A thing I’ve been working on right now is Hypothesis’s memory consumption. This is as part of some work on driving Csmith with Hypothesis.

Unfortunately it turns out that the following facts are in tension:

Csmith test cases are much larger than Hypothesis is used to.
Hypothesis has a fairly rich parse tree of the test case’s internal representation.
Python is not very good at compact data representation.

The result was that Hypothesis ends up spending literal gigabytes on representing parse trees (not per parse tree, but it’s not as far off that per parse tree as I’d like).

How do we make these two facts play well together?

Well, most of the parse trees are never used. Test case reduction is a fairly local process and only cares about small bits of it.
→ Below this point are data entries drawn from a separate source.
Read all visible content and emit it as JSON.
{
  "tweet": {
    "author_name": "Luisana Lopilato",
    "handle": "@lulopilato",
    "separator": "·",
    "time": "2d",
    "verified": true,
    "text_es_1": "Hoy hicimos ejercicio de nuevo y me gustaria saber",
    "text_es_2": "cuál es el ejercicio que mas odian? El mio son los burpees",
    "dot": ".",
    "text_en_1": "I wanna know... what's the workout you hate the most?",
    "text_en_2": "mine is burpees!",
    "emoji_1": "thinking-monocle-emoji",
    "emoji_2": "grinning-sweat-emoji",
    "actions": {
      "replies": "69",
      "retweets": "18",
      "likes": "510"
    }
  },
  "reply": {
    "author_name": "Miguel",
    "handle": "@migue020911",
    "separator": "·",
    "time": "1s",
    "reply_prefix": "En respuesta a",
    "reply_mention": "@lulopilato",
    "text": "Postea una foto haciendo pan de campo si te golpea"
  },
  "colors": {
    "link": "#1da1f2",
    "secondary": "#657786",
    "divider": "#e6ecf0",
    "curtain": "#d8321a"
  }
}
In the linked pull request, we are representing the test case as a list of blocks. A block is just an open interval in the underlying byte stream, with a bunch of metadata about it. Most of the time we only need one or two blocks. Sometimes we need all blocks. Sometimes we need none at all.

How do we solve this without being massively intrusive to calling code?

Easy! We implement it lazily. We store a compact representation of the endpoints of the block. From that and the underlying buffer we can build the Block object at any given index, and construct it on first access.

That’s the basic idea of the lazy collection trick. There are lots of extra details involved in the implementing PR.

The result is a huge memory saving for Hypothesis’s access patterns and I’ll probably be using this more inside Hypothesis in a few other places too.